Mr. Pistole, an FBI veteran who took over TSA in 2010, said that by studying frequent-flier histories as well as conducting background checks, he's confident the U.S. now has the technology and the intelligence information to make less-rigorous, faster screening work. TSA has been trying to move to more "risk-based" security—something critics have suggested for many years.

Once in Precheck, TSA still checks names against terrorism watch lists before every flight, just as it does for other travelers. If a passenger is cleared for Precheck screening, a code is embedded in a traveler's boarding pass.

Precheck members usually get to use security lines set up for first-class and elite-level frequent fliers. But Precheck travelers actually don't know if they will get to use the easy screening until the TSA officer checking IDs actually scans the boarding pass. If the pass has the code, a Precheck passenger is steered to a separate screening lane for what amounts to old-style airport screening.

TSA says Precheck members are selected randomly for regular screening to enhance security. But that unpredictability irks frequent travelers. The agency doesn't make travelers go to the end of the regular screening line, however, but instead slips them into the front of the regular queue.

"I like Precheck, but it would be much more valuable to me if I were able to know before leaving for the airport whether or not I had Precheck approval for that day's flights," said Beth Allen, a University of Minnesota economist and frequent traveler.

Gary Kaminsky, who travels 100,000 miles a year domestically, says he's gotten Precheck screening on about 80% of his trips so far out of Los Angeles International Airport, his home base, on AMR Corp.'s American Airlines. "When it does work, it's phenomenal," he said. "It cuts security screening down to about 30 seconds."

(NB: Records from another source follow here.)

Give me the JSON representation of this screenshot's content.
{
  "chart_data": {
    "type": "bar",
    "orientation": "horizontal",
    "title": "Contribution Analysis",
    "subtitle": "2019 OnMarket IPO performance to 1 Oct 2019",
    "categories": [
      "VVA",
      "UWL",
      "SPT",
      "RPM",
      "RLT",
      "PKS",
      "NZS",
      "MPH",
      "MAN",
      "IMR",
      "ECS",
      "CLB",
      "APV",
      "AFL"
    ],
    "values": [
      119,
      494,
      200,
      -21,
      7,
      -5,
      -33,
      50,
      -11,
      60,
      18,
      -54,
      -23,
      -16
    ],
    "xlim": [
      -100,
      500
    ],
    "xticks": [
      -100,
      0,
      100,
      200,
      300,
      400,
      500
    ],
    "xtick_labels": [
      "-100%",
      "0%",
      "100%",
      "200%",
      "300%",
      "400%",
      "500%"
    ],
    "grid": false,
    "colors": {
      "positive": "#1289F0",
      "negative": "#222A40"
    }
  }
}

For now, travelers say Precheck lanes are almost always empty—no waiting. In fact, Precheck may be making regular lines longer since equipment and officers are devoted to a little-used lane. Mr. Pistole said that will change as the program expands and the agency collects more data.

Currently, TSA is working with only two airlines, American and Delta, because they were able to handle computing requirements set by TSA for the frequent-flier aspect. Even if you get into Precheck through Global Entry, it will currently only work for you on American and Delta domestic flights at airports with Precheck lanes.

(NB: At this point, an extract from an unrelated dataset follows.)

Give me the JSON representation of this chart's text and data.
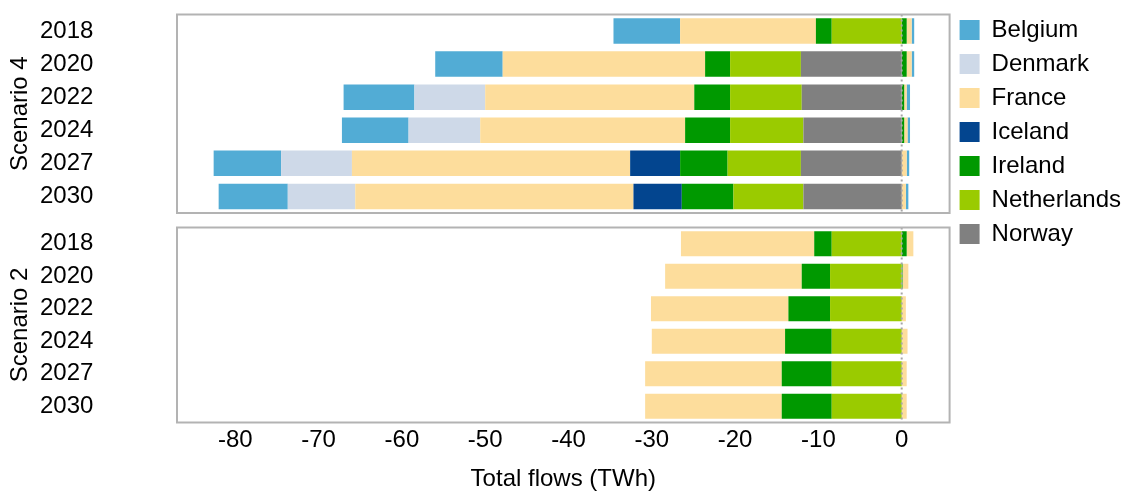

Also, Precheck lanes are in place only at nine airports. Currently, American passengers can use it in Dallas-Fort Worth, New York Kennedy, Los Angeles and Miami. Delta passengers have Precheck access in Atlanta, Detroit and Salt Lake City. Passengers on both airlines can use Precheck in Las Vegas and Minneapolis-St. Paul.

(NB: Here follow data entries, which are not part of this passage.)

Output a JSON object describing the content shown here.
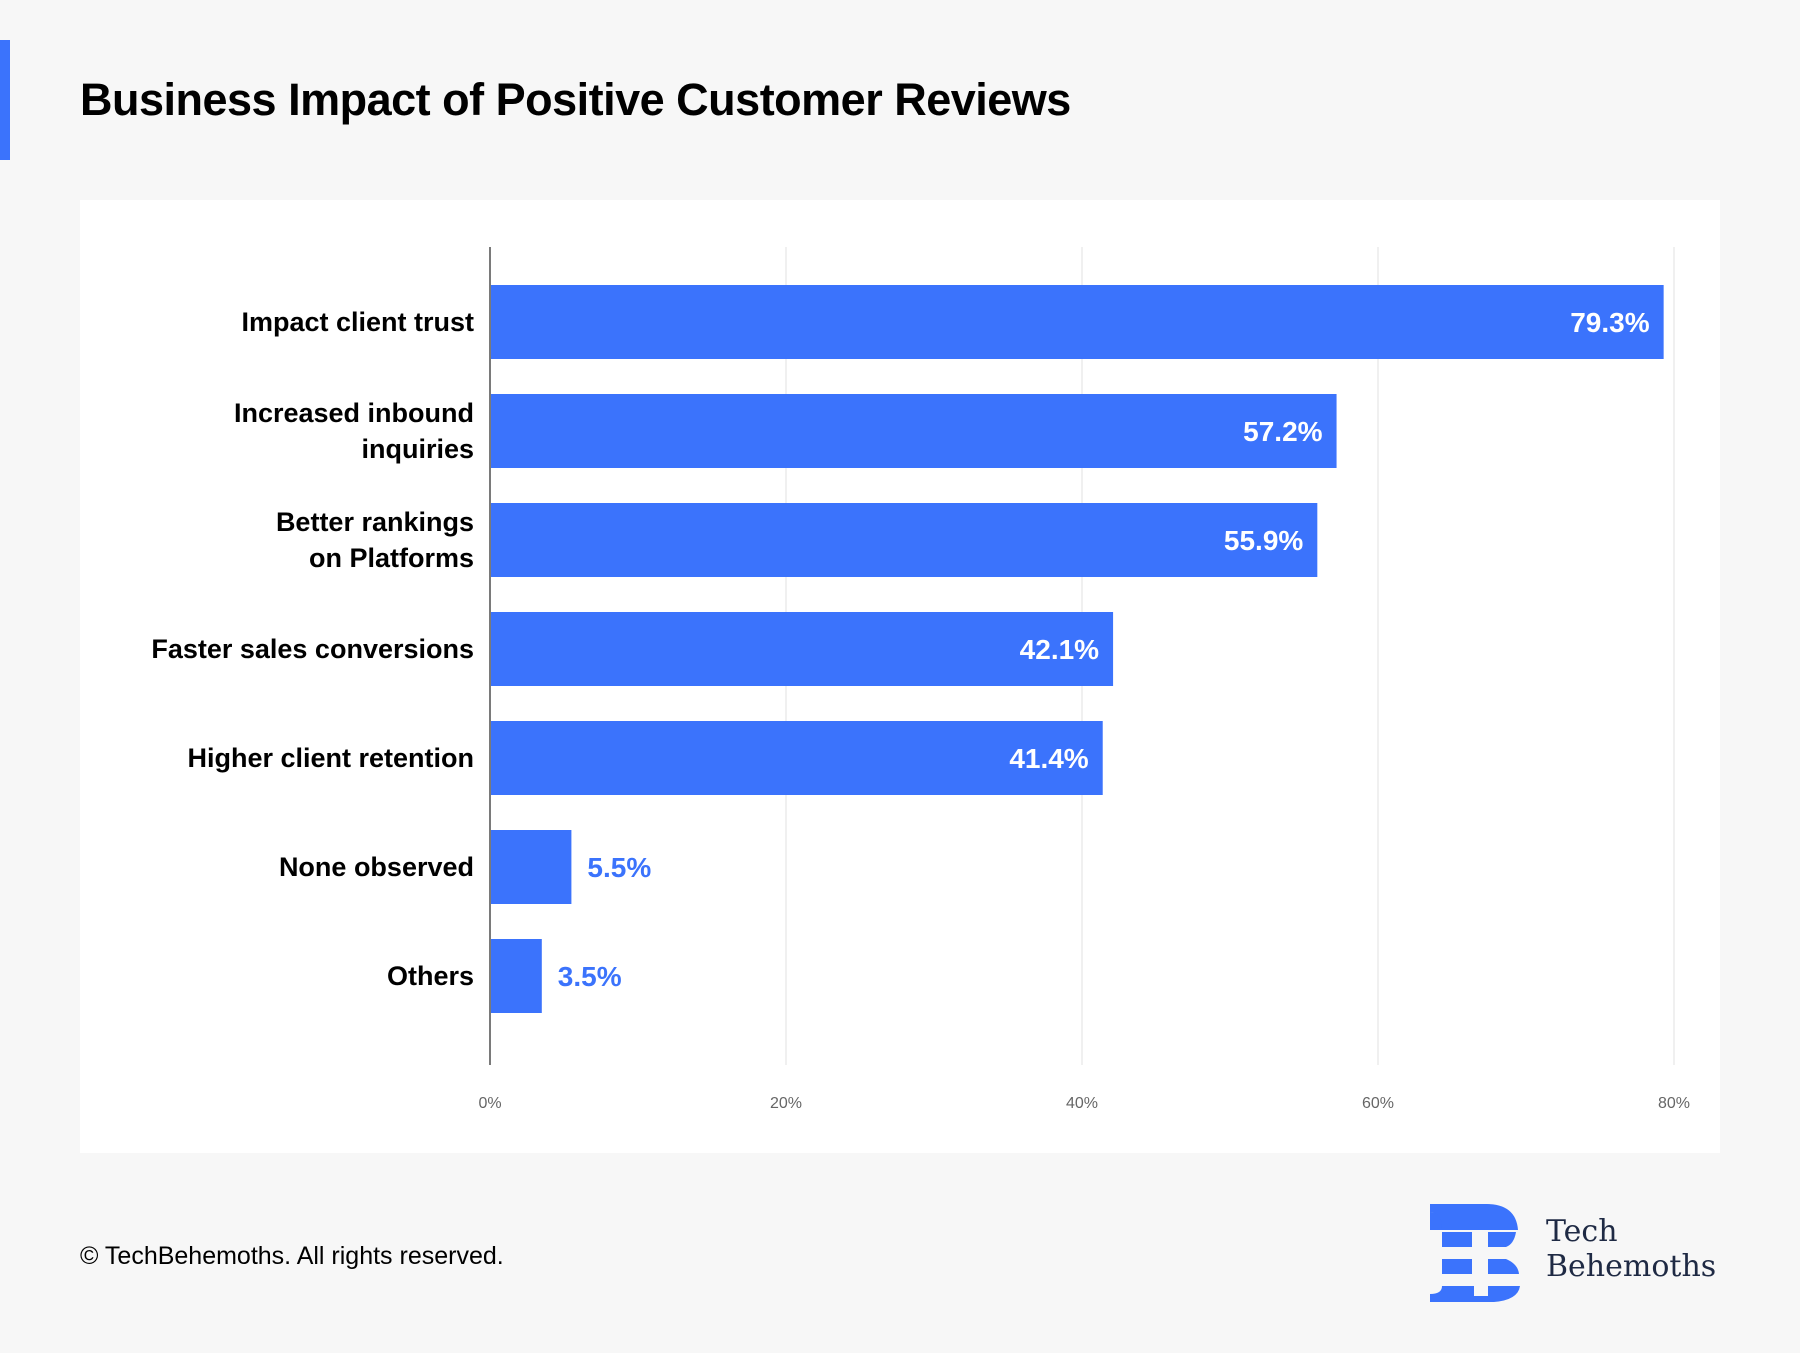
{
  "header": {
    "title": "Business Impact of Positive Customer Reviews",
    "accent_color": "#3b73fc"
  },
  "footer": {
    "copyright": "© TechBehemoths. All rights reserved.",
    "brand_line1": "Tech",
    "brand_line2": "Behemoths",
    "logo_icon": "techbehemoths-b-logo-icon"
  },
  "chart_data": {
    "type": "bar",
    "orientation": "horizontal",
    "title": "Business Impact of Positive Customer Reviews",
    "xlabel": "",
    "ylabel": "",
    "categories": [
      [
        "Impact client trust"
      ],
      [
        "Increased inbound",
        "inquiries"
      ],
      [
        "Better rankings",
        "on Platforms"
      ],
      [
        "Faster sales conversions"
      ],
      [
        "Higher client retention"
      ],
      [
        "None observed"
      ],
      [
        "Others"
      ]
    ],
    "values": [
      79.3,
      57.2,
      55.9,
      42.1,
      41.4,
      5.5,
      3.5
    ],
    "value_labels": [
      "79.3%",
      "57.2%",
      "55.9%",
      "42.1%",
      "41.4%",
      "5.5%",
      "3.5%"
    ],
    "xlim": [
      0,
      80
    ],
    "x_ticks": [
      0,
      20,
      40,
      60,
      80
    ],
    "x_tick_labels": [
      "0%",
      "20%",
      "40%",
      "60%",
      "80%"
    ],
    "grid": true,
    "legend": "none",
    "bar_color": "#3b73fc"
  }
}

Later this month, Precheck is set to expand to Washington's Reagan National Airport for Delta passengers and certain members of the U.S. military, and Chicago O'Hare with American.

By the end of the year, Mr. Pistole said Precheck will be in place at 35 airports and six airlines, covering most major U.S. airports and airlines. Expansion will continue in 2013, but Precheck probably won't be available at all 450 commercial airports, since many have a small number of travelers each day. "The goal is to cover the broadest cross-section of travelers," he said.